アスはニヤリと笑って、鉛筆を机の上でカンカンと三角形を描くように動かした。

「親密性、情熱、コミットメント。この三つがそろうとね、愛って完成するんだって。三角形の三つの辺がそろうみたいに」


「へぇ…でも、愛ってそんなにカンタンに図形にできるもんなの?」


アスは机に肘をついて、ちょっと得意げに言う。

「逆にね、意図的に相手に“親密性と情熱とコミットメント”を持たせることができたら、その人はもう離れられないんだよ。だって三角形が崩れなくなるから」


タケルはペンを止めてアスを見た。

「……なんか、こわいな。それって、ひとの気持ちをコントロールしてるみたいじゃん」


「そう。できるのはね、“自分が他人からどう見られてるか”をちゃんと知ってる人だけ。たとえば役者とか詐欺師とか、繊細な人とかさ。自分をどう演じれば、相手が情熱を持つか、どこまで一緒にいたいと思わせられるか、ぜんぶ計算できる人」


タケルはノートの文字を見つめながら、なんだか背筋がひやりとした。

「愛って…あったかいもののはずなのに。アスの言うのは、ちょっと実験みたいだ」


アスはわざとらしく肩をすくめてみせる。

「だって、ぼくらだって実験の中にいるかもしれないだろ? 愛だって、誰かが設計したプログラムかもしれない」


タケルは思わず笑った。

「また始まったよ、アスの宇宙のシミュレーション話。
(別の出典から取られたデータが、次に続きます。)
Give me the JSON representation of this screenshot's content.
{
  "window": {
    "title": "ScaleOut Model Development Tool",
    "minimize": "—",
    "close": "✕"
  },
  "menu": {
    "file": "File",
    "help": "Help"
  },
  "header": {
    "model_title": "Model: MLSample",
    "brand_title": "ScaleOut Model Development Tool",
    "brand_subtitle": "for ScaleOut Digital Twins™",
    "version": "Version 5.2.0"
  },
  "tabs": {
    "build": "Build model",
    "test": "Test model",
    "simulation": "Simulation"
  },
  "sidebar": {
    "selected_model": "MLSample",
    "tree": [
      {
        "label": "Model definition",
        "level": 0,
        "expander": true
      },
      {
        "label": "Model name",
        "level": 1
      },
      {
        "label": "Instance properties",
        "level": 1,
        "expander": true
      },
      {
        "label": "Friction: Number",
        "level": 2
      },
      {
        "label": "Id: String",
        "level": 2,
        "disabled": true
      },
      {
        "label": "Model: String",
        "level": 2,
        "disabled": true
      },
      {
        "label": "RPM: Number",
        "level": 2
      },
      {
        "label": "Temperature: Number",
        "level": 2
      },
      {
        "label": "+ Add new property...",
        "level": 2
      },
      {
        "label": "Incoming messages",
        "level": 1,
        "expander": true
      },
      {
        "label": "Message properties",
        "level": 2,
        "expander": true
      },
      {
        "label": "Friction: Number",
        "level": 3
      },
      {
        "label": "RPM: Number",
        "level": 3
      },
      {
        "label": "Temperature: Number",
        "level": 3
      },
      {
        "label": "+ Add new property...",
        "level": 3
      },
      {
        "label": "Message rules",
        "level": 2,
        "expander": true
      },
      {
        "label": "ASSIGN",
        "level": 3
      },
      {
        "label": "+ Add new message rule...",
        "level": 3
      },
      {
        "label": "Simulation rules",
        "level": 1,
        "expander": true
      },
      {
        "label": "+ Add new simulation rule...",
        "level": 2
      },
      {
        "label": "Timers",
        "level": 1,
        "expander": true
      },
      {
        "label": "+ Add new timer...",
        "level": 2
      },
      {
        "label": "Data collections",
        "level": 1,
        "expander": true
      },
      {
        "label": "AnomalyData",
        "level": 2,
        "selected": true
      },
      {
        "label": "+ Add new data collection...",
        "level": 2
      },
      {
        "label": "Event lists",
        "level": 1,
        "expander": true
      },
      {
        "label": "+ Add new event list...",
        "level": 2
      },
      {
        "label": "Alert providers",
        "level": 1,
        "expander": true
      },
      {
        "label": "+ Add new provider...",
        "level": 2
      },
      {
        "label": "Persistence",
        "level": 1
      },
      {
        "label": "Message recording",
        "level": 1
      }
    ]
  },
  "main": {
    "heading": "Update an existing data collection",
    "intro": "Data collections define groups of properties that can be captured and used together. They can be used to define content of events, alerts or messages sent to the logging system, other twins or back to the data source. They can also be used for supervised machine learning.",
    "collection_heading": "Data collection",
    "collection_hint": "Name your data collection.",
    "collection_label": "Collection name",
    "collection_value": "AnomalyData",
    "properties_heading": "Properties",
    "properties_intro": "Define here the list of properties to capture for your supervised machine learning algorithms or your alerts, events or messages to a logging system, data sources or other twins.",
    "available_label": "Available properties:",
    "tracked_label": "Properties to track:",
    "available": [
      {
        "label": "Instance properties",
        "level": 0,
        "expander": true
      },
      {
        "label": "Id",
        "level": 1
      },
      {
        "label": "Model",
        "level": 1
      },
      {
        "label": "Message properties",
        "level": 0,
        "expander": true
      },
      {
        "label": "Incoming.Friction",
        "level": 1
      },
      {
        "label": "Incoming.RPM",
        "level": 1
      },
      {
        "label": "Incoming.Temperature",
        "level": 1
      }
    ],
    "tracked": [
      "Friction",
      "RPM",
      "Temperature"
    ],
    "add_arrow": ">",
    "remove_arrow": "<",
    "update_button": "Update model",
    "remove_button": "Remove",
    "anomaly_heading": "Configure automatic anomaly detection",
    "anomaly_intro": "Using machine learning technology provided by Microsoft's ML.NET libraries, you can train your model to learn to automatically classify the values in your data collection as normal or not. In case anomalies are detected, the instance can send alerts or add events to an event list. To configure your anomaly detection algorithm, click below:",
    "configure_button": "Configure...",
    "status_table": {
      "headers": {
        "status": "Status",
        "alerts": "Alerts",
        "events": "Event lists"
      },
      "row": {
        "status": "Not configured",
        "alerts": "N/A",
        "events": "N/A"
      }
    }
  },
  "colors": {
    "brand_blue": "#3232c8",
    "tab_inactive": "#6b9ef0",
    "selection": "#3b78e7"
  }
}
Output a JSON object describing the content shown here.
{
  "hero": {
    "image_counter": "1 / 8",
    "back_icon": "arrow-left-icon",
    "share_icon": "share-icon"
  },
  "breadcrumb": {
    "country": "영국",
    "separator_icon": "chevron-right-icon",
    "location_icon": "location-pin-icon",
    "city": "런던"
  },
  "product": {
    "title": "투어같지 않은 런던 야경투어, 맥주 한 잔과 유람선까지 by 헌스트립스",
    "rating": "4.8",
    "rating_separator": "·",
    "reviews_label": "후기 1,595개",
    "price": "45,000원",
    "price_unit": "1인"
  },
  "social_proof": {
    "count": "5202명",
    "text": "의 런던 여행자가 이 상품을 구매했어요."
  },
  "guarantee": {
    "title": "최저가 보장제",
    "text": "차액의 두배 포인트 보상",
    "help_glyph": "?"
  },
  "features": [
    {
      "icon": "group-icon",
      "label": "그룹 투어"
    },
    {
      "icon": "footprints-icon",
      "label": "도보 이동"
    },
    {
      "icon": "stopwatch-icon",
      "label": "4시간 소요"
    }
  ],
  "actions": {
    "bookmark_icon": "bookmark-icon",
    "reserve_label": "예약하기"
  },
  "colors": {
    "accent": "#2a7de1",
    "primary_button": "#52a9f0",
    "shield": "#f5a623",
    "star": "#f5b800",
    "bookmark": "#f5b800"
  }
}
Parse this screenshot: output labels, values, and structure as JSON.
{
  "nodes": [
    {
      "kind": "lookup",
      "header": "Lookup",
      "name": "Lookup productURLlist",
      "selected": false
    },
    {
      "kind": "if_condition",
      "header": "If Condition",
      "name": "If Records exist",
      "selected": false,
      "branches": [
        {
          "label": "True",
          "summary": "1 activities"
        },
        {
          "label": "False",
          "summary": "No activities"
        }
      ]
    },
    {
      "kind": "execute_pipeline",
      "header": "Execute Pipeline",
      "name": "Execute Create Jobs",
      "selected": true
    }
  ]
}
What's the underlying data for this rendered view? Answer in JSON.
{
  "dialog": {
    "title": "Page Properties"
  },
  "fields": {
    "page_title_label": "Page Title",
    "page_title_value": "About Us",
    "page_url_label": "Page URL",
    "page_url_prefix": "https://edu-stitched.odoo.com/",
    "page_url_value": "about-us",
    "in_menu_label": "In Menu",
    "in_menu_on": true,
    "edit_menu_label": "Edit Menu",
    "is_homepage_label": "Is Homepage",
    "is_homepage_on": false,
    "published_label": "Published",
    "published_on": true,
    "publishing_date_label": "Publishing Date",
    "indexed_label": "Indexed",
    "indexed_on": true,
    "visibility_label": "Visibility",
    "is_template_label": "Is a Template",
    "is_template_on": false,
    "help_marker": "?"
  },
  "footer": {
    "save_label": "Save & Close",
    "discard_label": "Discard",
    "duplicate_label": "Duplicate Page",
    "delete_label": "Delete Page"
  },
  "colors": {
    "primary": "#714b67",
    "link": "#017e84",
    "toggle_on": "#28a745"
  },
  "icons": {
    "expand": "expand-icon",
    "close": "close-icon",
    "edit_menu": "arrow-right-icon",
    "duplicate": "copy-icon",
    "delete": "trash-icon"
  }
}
でも、もしそうなら…ぼくが感じてる“好き”とか“家族”とか、みんな三角形でできてるってこと?」


アスは真面目な顔になり、目を細めた。

「そう。三角形のバランスを少し崩すだけで、友情にもなれば執着にもなる。図形って案外こわいかもね」



---


黒板の図形よりも、ずっと曖昧で、ずっと危うい三角形。

誰かが意図して線を引き、誰かが無意識にその中に立つ。

愛は、作られるものなのか。

それとも、気づいたときには、もう完成してしまっているものなのか。